“What does that mean…?”
“What does that mean…?” is by far the most common question I get asked on a daily basis. However, it is rarely asked in the context of explaining some convoluted legal jargon, rather it is almost an automatic question when considering the possible dispositions of a Criminal matter.
The common misconception of Criminal charges is that there are only two outcomes: guilty or not guilty. In reality there are several possible outcomes, this post will address the most frequent dispositions that are allowed under the Criminal Code, starting from the least restrictive to the most severe forms of punishment. This post only acts a rough guideline to the different possible outcomes, it does not and cannot replace the advice of experienced counsel. Each accused background, circumstances and particular set of charges will determine which kind of disposition is available and appropriate.
The Crown Attorney will most often withdraw or stay the charges when there is either no reasonable prospect of conviction (RPC) or if it is no longer in the public interest to proceed. In both circumstances, it means that you no longer have to go back to the Court and the case is finished (including any recognizances or orders you may be on). However, there is one big difference, a withdraw means the charges are completely finished, whereas, a stay carries with it a one year grace period where if you are charged with new Criminal offences, the Crown can choose to reopen the stayed charges and continue the prosecution against you (albeit, this rarely occurs).
An absolute discharge is the lowest form of sentence available. There is a formal finding of guilt, meaning the facts of the offence are admitted which makes out the essential elements of the offence, however, there is no conviction. With an absolute discharge there are no terms of probation or any conditions that have to be followed. An absolute discharge will stay on your Criminal Record for a grace period of one year, there is no need to apply for a pardon, the absolute discharge will be automatically removed.
Similarly to an absolute discharge, there is a formal finding of guilt, however there is no conviction. Unlike an AD, a conditional discharge includes a period of probation ranging from one to three years where the Judge will clearly specify a set of conditions that have to be followed. Failure to do so can result in further Criminal charges. A conditional discharge will stay on your Criminal Record for a period of three years, after which you will have to apply for a pardon for it to be removed.
A fine carries a formal finding of guilt and a conviction. It can be ordered either in lieu of or in addition to any terms of a suspended sentence, intermittent sentence, conditional sentence, and imprisonment. It cannot be given on top of an absolute discharge, or a conditional discharge, because despite the formal finding of guilt, a conviction has not been registered. The Court will give a period of time to pay the fine, failure to do so might result in additional criminal charges. If you are unable to pay the amount in the allotted time, you can ask to have a hearing in front of Judge to ask for more times, most Judges will consider a time extension as long as there have been some valiant efforts made in paying the Court and with reasons as to why more time is required.

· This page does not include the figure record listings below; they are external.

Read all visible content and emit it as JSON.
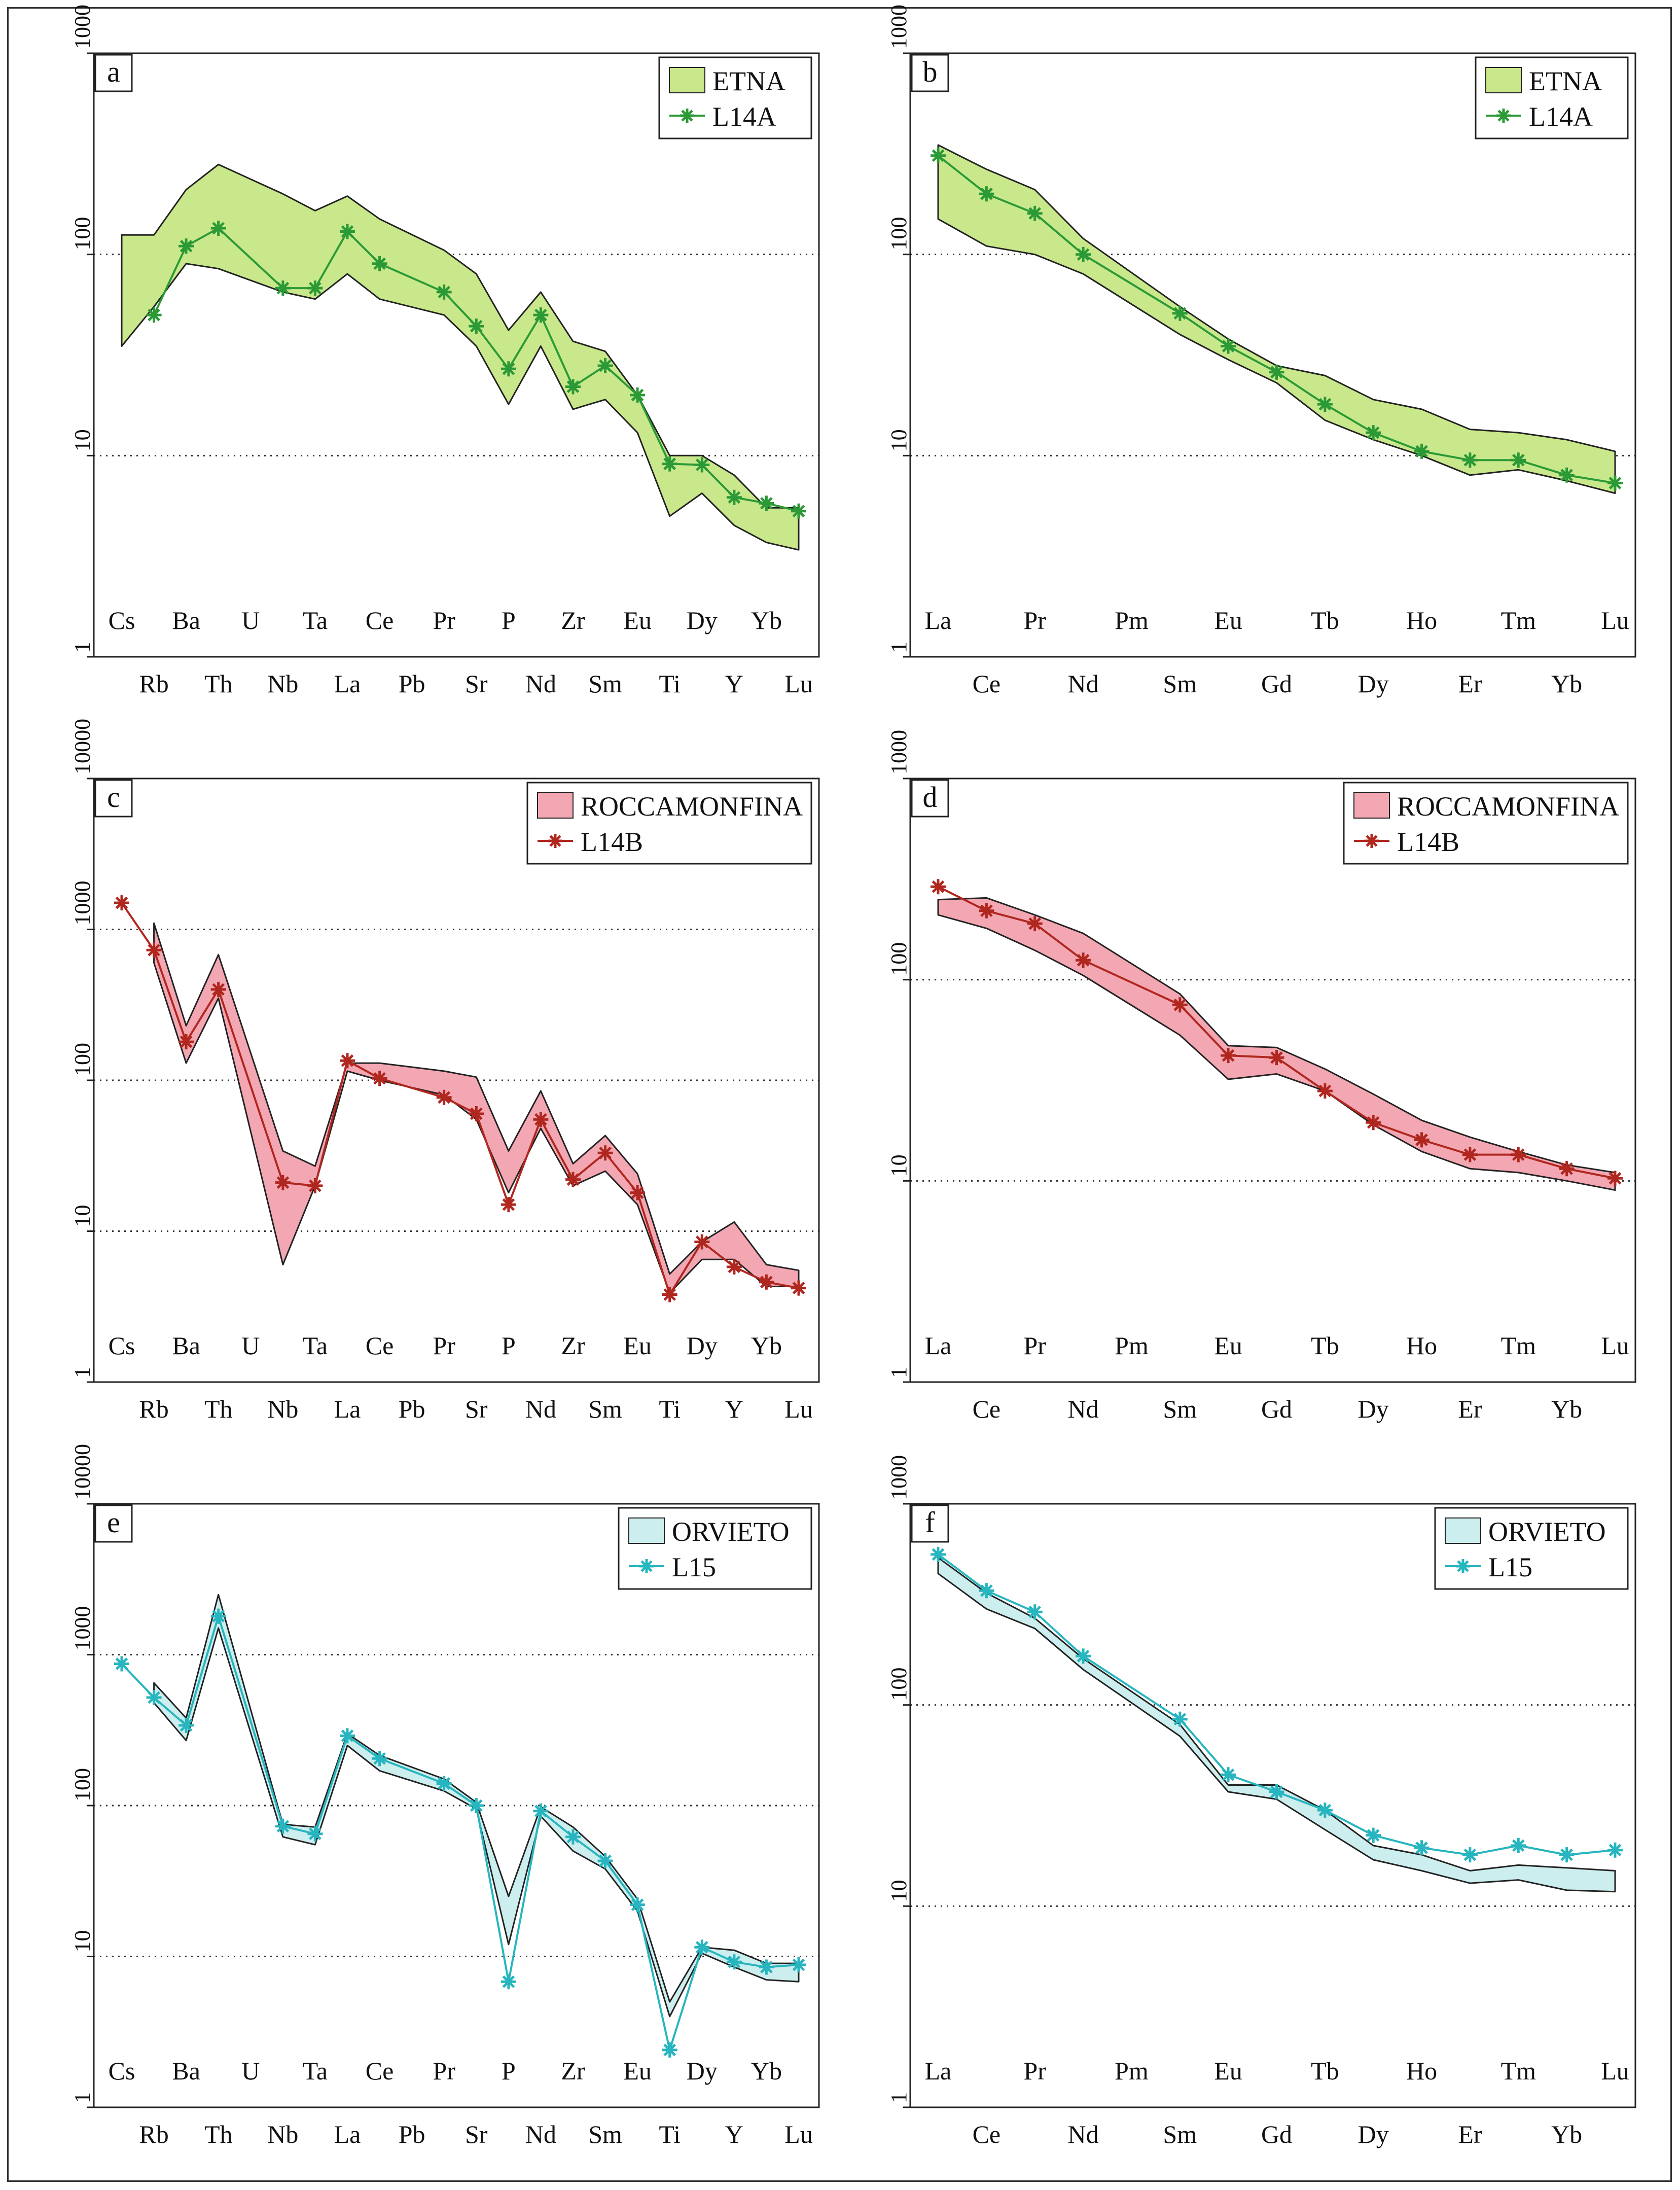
{
  "figure": {
    "title": "",
    "panel_letters": [
      "a",
      "b",
      "c",
      "d",
      "e",
      "f"
    ]
  },
  "colors": {
    "etna_fill": "#c9e88b",
    "etna_line": "#2b9a36",
    "roccamonfina_fill": "#f3a7b3",
    "roccamonfina_line": "#b0271f",
    "orvieto_fill": "#cdeeee",
    "orvieto_line": "#27b5bf",
    "envelope_edge": "#222222"
  },
  "chart_data": [
    {
      "panel": "a",
      "type": "area",
      "title": "",
      "xlabel": "",
      "ylabel": "",
      "yscale": "log",
      "ylim": [
        1,
        1000
      ],
      "y_ticks": [
        "1",
        "10",
        "100",
        "1000"
      ],
      "categories": [
        "Cs",
        "Rb",
        "Ba",
        "Th",
        "U",
        "Nb",
        "Ta",
        "La",
        "Ce",
        "Pb",
        "Pr",
        "Sr",
        "P",
        "Nd",
        "Zr",
        "Sm",
        "Eu",
        "Ti",
        "Dy",
        "Y",
        "Yb",
        "Lu"
      ],
      "legend": {
        "placement": "top-right",
        "band_label": "ETNA",
        "line_label": "L14A"
      },
      "band_upper": [
        125,
        125,
        210,
        280,
        null,
        200,
        165,
        195,
        150,
        null,
        105,
        80,
        42,
        65,
        37,
        33,
        20,
        10,
        10,
        8,
        5.5,
        5.5
      ],
      "band_lower": [
        35,
        55,
        90,
        85,
        null,
        65,
        60,
        80,
        60,
        null,
        50,
        35,
        18,
        35,
        17,
        19,
        13,
        5,
        6.5,
        4.5,
        3.7,
        3.4
      ],
      "series": [
        {
          "name": "L14A",
          "values": [
            null,
            50,
            110,
            135,
            null,
            68,
            68,
            130,
            90,
            null,
            65,
            44,
            27,
            50,
            22,
            28,
            20,
            9.1,
            9,
            6.2,
            5.8,
            5.3
          ]
        }
      ]
    },
    {
      "panel": "b",
      "type": "area",
      "title": "",
      "xlabel": "",
      "ylabel": "",
      "yscale": "log",
      "ylim": [
        1,
        1000
      ],
      "y_ticks": [
        "1",
        "10",
        "100",
        "1000"
      ],
      "categories": [
        "La",
        "Ce",
        "Pr",
        "Nd",
        "Pm",
        "Sm",
        "Eu",
        "Gd",
        "Tb",
        "Dy",
        "Ho",
        "Er",
        "Tm",
        "Yb",
        "Lu"
      ],
      "legend": {
        "placement": "top-right",
        "band_label": "ETNA",
        "line_label": "L14A"
      },
      "band_upper": [
        350,
        265,
        210,
        120,
        null,
        55,
        38,
        28,
        25,
        19,
        17,
        13.5,
        13,
        12,
        10.5
      ],
      "band_lower": [
        150,
        110,
        100,
        80,
        null,
        40,
        30,
        23,
        15,
        12,
        10,
        8,
        8.5,
        7.5,
        6.5
      ],
      "series": [
        {
          "name": "L14A",
          "values": [
            310,
            200,
            160,
            100,
            null,
            51,
            35,
            26,
            18,
            13,
            10.5,
            9.5,
            9.5,
            8,
            7.3
          ]
        }
      ]
    },
    {
      "panel": "c",
      "type": "area",
      "title": "",
      "xlabel": "",
      "ylabel": "",
      "yscale": "log",
      "ylim": [
        1,
        10000
      ],
      "y_ticks": [
        "1",
        "10",
        "100",
        "1000",
        "10000"
      ],
      "categories": [
        "Cs",
        "Rb",
        "Ba",
        "Th",
        "U",
        "Nb",
        "Ta",
        "La",
        "Ce",
        "Pb",
        "Pr",
        "Sr",
        "P",
        "Nd",
        "Zr",
        "Sm",
        "Eu",
        "Ti",
        "Dy",
        "Y",
        "Yb",
        "Lu"
      ],
      "legend": {
        "placement": "top-right",
        "band_label": "ROCCAMONFINA",
        "line_label": "L14B"
      },
      "band_upper": [
        null,
        1100,
        230,
        680,
        null,
        34,
        27,
        130,
        130,
        null,
        115,
        105,
        34,
        85,
        28,
        43,
        24,
        5.2,
        8.5,
        11.5,
        6,
        5.5
      ],
      "band_lower": [
        null,
        600,
        130,
        350,
        null,
        6,
        20,
        115,
        100,
        null,
        80,
        55,
        18,
        48,
        20,
        25,
        15,
        3.9,
        6.5,
        6.5,
        4.3,
        4.3
      ],
      "series": [
        {
          "name": "L14B",
          "values": [
            1500,
            730,
            180,
            400,
            null,
            21,
            20,
            135,
            103,
            null,
            77,
            60,
            15,
            55,
            22,
            33,
            18,
            3.8,
            8.5,
            5.8,
            4.6,
            4.2
          ]
        }
      ]
    },
    {
      "panel": "d",
      "type": "area",
      "title": "",
      "xlabel": "",
      "ylabel": "",
      "yscale": "log",
      "ylim": [
        1,
        1000
      ],
      "y_ticks": [
        "1",
        "10",
        "100",
        "1000"
      ],
      "categories": [
        "La",
        "Ce",
        "Pr",
        "Nd",
        "Pm",
        "Sm",
        "Eu",
        "Gd",
        "Tb",
        "Dy",
        "Ho",
        "Er",
        "Tm",
        "Yb",
        "Lu"
      ],
      "legend": {
        "placement": "top-right",
        "band_label": "ROCCAMONFINA",
        "line_label": "L14B"
      },
      "band_upper": [
        250,
        255,
        210,
        170,
        null,
        85,
        47,
        46,
        36,
        27,
        20,
        16.5,
        14,
        12,
        11
      ],
      "band_lower": [
        210,
        180,
        140,
        105,
        null,
        53,
        32,
        34,
        28,
        19,
        14,
        11.5,
        11,
        10,
        9
      ],
      "series": [
        {
          "name": "L14B",
          "values": [
            290,
            220,
            190,
            125,
            null,
            75,
            42,
            41,
            28,
            19.5,
            16,
            13.5,
            13.5,
            11.5,
            10.3
          ]
        }
      ]
    },
    {
      "panel": "e",
      "type": "area",
      "title": "",
      "xlabel": "",
      "ylabel": "",
      "yscale": "log",
      "ylim": [
        1,
        10000
      ],
      "y_ticks": [
        "1",
        "10",
        "100",
        "1000",
        "10000"
      ],
      "categories": [
        "Cs",
        "Rb",
        "Ba",
        "Th",
        "U",
        "Nb",
        "Ta",
        "La",
        "Ce",
        "Pb",
        "Pr",
        "Sr",
        "P",
        "Nd",
        "Zr",
        "Sm",
        "Eu",
        "Ti",
        "Dy",
        "Y",
        "Yb",
        "Lu"
      ],
      "legend": {
        "placement": "top-right",
        "band_label": "ORVIETO",
        "line_label": "L15"
      },
      "band_upper": [
        null,
        650,
        380,
        2500,
        null,
        75,
        72,
        300,
        215,
        null,
        150,
        105,
        25,
        98,
        72,
        46,
        24,
        5,
        11.5,
        11,
        9,
        9
      ],
      "band_lower": [
        null,
        480,
        270,
        1500,
        null,
        62,
        55,
        250,
        170,
        null,
        125,
        95,
        12,
        85,
        50,
        38,
        20,
        4,
        10.5,
        8.5,
        7,
        6.8
      ],
      "series": [
        {
          "name": "L15",
          "values": [
            870,
            520,
            340,
            1800,
            null,
            73,
            65,
            290,
            205,
            null,
            140,
            100,
            6.8,
            92,
            62,
            43,
            22,
            2.4,
            11.5,
            9.2,
            8.5,
            8.8
          ]
        }
      ]
    },
    {
      "panel": "f",
      "type": "area",
      "title": "",
      "xlabel": "",
      "ylabel": "",
      "yscale": "log",
      "ylim": [
        1,
        1000
      ],
      "y_ticks": [
        "1",
        "10",
        "100",
        "1000"
      ],
      "categories": [
        "La",
        "Ce",
        "Pr",
        "Nd",
        "Pm",
        "Sm",
        "Eu",
        "Gd",
        "Tb",
        "Dy",
        "Ho",
        "Er",
        "Tm",
        "Yb",
        "Lu"
      ],
      "legend": {
        "placement": "top-right",
        "band_label": "ORVIETO",
        "line_label": "L15"
      },
      "band_upper": [
        540,
        360,
        270,
        170,
        null,
        80,
        40,
        40,
        30,
        20,
        18,
        15,
        16,
        15.5,
        15
      ],
      "band_lower": [
        450,
        300,
        240,
        150,
        null,
        70,
        37,
        34,
        24,
        17,
        15,
        13,
        13.5,
        12,
        11.8
      ],
      "series": [
        {
          "name": "L15",
          "values": [
            560,
            370,
            290,
            175,
            null,
            85,
            45,
            37,
            30,
            22.5,
            19.5,
            18,
            20,
            18,
            19
          ]
        }
      ]
    }
  ]
}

A suspended sentence occurs when there is both a formal finding of guilt and a conviction. Initially, a suspended sentence is not considered a final disposition. The Judge is ordering that the Offender’s sentence will be temporarily postponed, meaning the individual is obliged to follow conditions that can last for a period of one to three years. If they successfully abide by all the terms the Judge is unlikely to order or re-sentence the Offender to a period of incarceration. However, if they breach any of the conditions, not only can the Offender be charged with failure to comply with probation, the Judge may revoke the suspended sentence and choose to re-sentence them. A suspended sentence will result in a criminal record and you will have to apply for a pardon to have it removed.
An intermittent sentence is a formal finding of guilt and a conviction is registered. The Judge can order that the Offender serve their sentence during the weekends if the period of incarceration is less than ninety days. The Judge will clearly order when the Offender will turn themselves in, where they will remain in custody until the arranged time when they are to be released. This will continue on a weekly basis until their sentence is complete. Judges are typically understanding when tailoring the entry and exit times to suit the Offender’s schedule whether it be for work or school or other special circumstances. In addition the Judge will order that the Offender be bound by a probation order, with certain conditions to be followed at all times whether in or out of custody, this order can last from one to three years. In most circumstances, the probation order will be lengthier and surpass the period of intermittent sentence. An intermittent sentence is most often considered when the Offender has gainful employment which they are at risk of losing if they were to be incarcerated during the week.
A conditional sentence follows a formal finding of guilt and conviction. The Judge may consider a CS where the term of imprisonment is less than two years, with no statutory minimum jail time. The distinguishing fact with CS unlike an intermittent sentence or imprisonment, is that the sentence is served in the community rather than in jail. This means that the Offender will be allowed to serve their sentence with strict house arrest, alongside a list of conditions to follow under the supervision of a probation officer. If the Offender is found to have breached any part of the order, or committed a new offence, a Judge will preside over a hearing to determine whether the Offender will be ordered to serve the remaining sentence in jail.
This last category occurs when the Offender has been found guilty with a conviction and the Judge orders that the Offender serve his sentence in custody. Where the accused is sentenced to a term of incarceration that is two years less one day, it will be served in a provincial institution. Any period of time that is two years or more will be served in a federal penitentiary.